„Um an mir einen Narren zu fressen, muss man einer sein.“ “BRENNTAG” (RF, in progress)
„In der nächsten Stufe wird die Krise auf das soziale System übergreifen.“ FAZ 20. 8. 2011
„Neid macht alt und Alter macht neidisch.“ Horst Tappert in PERRAK (1970)
Überkompensiertes Nichts/ Vom Unheil der Ichsucht und verwandtes Malheur (Gilt als Leidzirkular)
Wie dem Blitz der Donner, so rollt der Zeugung die Ichbesessenheit lebenslänglich nach, schlicht um schlicht. Kaum einer hält es noch bei sich aus. Selbstachtung ist Selbstbetrug, nährt sich jämmerlich aus der Verachtung der anderen. Im Bann der Weltkrise gehen Rechnungen aller Art immer seltener auf. Auch die Abmachungen, die einer mit sich selber trifft, werden gebrochen, durch Prolongation oder Vergessen. Der Ichdiminutiv, das arme Würstchen, das Häuflein Elend, das jeder objektiv ist, mausert sich zur Füllmasse der bevorstehenden gesellschaftlichen Regression. Angstlust weidet sich schon an dem anschwellenden Hintergrundrauschen neuer Verwerfungen und rentierlicher Untergänge. Das principium individuationis der zweibeinigen Anhängsel des warenproduzierenden Systems, d.h. die Gewährleistung seiner Konformität, besorgt der Geldfetisch; wie Frömmigkeit zu nichts anderem wurde als Blasphemie, so ist Ichsucht das geblieben, was sie seit ihrer Entdeckung war: Verrat am Ich. Jeder ist sich selbst der verhasste Nächste, und wer sich nicht dreimal am Tag in Gedanken entleibt, tut es weniger oft oder öfter oder tatsächlich. Das Prinzip Selbsterhaltung verliert an Schwerkraft und ausgemacht bleibt in seinem Umfeld für den Moment nur:
Die Grenzen meiner Lebenslügen sind die Grenzen meiner Welt.

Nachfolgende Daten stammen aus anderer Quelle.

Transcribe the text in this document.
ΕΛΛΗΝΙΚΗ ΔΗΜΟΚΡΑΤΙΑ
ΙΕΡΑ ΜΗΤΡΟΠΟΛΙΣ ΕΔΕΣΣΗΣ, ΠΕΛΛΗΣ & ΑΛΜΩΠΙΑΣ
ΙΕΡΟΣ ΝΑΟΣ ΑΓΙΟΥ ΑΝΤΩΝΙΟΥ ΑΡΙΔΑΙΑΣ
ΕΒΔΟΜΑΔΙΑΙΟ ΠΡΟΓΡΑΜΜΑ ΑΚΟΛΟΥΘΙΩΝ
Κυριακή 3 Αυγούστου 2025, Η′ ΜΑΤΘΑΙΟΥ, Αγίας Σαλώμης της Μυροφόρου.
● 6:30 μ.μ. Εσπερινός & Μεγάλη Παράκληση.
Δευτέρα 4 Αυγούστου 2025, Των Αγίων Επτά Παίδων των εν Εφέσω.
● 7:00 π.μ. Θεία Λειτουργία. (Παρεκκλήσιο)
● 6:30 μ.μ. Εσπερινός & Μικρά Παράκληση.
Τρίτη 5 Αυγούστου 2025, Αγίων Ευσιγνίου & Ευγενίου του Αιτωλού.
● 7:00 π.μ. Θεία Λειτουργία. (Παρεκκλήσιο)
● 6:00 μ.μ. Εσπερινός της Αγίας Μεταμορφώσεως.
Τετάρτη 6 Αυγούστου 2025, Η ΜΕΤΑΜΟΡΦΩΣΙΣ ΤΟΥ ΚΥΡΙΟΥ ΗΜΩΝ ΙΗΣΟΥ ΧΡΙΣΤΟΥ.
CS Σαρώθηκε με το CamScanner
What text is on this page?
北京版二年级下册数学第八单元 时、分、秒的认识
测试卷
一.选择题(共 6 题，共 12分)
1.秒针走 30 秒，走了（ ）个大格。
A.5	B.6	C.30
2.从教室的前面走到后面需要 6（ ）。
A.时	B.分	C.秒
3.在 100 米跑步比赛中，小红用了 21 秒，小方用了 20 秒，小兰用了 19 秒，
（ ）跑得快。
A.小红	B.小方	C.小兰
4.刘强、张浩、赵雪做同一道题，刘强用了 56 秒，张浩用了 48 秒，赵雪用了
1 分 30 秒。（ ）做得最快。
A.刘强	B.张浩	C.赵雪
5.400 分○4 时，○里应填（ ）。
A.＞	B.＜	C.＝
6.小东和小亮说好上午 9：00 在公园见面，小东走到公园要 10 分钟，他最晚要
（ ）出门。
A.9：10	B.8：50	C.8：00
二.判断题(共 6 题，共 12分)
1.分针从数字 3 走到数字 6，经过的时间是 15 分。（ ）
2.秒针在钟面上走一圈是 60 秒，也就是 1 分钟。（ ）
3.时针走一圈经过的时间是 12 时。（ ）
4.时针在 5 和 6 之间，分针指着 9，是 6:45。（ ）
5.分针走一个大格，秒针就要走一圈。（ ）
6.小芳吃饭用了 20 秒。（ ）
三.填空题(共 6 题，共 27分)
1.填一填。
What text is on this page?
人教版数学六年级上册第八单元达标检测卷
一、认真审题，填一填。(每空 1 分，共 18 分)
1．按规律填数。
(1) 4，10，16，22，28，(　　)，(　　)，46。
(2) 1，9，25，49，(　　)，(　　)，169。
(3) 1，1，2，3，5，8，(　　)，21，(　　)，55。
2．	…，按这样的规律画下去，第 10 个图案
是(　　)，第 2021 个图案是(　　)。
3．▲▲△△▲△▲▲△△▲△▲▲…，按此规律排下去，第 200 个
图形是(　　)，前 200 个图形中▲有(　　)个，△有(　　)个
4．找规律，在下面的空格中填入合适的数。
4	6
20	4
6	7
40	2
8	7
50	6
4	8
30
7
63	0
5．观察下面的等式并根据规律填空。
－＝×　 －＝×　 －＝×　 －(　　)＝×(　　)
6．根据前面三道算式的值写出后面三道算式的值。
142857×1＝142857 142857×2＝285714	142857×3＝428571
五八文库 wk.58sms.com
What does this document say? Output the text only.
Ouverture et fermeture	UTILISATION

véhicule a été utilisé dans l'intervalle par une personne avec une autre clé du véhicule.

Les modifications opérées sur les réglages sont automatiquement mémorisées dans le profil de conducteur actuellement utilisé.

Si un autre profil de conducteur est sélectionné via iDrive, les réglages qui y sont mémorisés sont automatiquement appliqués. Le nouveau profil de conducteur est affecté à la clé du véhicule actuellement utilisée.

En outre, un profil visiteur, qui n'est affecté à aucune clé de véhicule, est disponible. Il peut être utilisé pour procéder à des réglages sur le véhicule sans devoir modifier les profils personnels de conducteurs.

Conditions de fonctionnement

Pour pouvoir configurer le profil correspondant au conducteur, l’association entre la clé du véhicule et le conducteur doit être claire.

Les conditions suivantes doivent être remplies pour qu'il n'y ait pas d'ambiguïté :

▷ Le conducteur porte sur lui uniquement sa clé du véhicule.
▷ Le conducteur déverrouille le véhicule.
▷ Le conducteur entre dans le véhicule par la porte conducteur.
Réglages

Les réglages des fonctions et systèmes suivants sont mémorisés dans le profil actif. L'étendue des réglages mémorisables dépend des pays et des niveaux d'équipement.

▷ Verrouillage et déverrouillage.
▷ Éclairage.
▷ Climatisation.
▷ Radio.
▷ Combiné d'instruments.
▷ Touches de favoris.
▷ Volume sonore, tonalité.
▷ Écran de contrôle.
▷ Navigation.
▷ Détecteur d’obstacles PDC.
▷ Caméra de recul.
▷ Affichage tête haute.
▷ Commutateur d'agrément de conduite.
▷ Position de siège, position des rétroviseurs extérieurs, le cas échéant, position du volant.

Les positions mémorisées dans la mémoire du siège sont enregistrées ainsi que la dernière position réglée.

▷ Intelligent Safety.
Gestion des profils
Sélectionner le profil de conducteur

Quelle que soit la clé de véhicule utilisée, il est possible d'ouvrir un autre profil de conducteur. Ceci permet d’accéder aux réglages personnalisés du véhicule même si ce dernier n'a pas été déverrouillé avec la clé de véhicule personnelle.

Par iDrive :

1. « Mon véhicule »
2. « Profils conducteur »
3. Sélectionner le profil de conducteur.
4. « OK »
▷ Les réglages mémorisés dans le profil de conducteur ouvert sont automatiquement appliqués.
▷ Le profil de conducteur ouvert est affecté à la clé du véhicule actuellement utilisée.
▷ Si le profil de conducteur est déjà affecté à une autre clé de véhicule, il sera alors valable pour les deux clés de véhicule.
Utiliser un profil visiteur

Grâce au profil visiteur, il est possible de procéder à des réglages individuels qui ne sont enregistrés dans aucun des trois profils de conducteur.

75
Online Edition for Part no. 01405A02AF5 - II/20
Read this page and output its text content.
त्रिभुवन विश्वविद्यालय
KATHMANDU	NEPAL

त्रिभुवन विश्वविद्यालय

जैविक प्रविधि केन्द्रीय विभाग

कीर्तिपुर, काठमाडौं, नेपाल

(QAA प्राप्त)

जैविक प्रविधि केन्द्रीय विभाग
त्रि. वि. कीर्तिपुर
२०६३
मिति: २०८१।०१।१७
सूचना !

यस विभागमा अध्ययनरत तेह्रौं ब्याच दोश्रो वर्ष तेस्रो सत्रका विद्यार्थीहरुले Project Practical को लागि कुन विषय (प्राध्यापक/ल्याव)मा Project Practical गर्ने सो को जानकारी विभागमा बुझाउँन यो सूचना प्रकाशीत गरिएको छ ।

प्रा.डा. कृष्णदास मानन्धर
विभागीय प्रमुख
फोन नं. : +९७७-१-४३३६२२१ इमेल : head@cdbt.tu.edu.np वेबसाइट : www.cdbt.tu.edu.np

Der je vorherige Tag lastet auf den Hirnen des je gegenwärtigen wie ein Alp.
Ich = index falsi
Nota bene
Ein wenig bemerkter Zusammenhang zwischen Essen und Schreiben besteht darin, dass viele heute beides nicht mehr recht vermögen. Immer ist zu viel auf der Gabel oder im Satz, physisch wie semantisch platzt’s aus den Nähten. Es wirkt zuweilen, als würde die Sprache nicht gesprochen, sondern gegessen. Die zuständige Wissenschaft müsst wohl „Philophagologie“ heißen.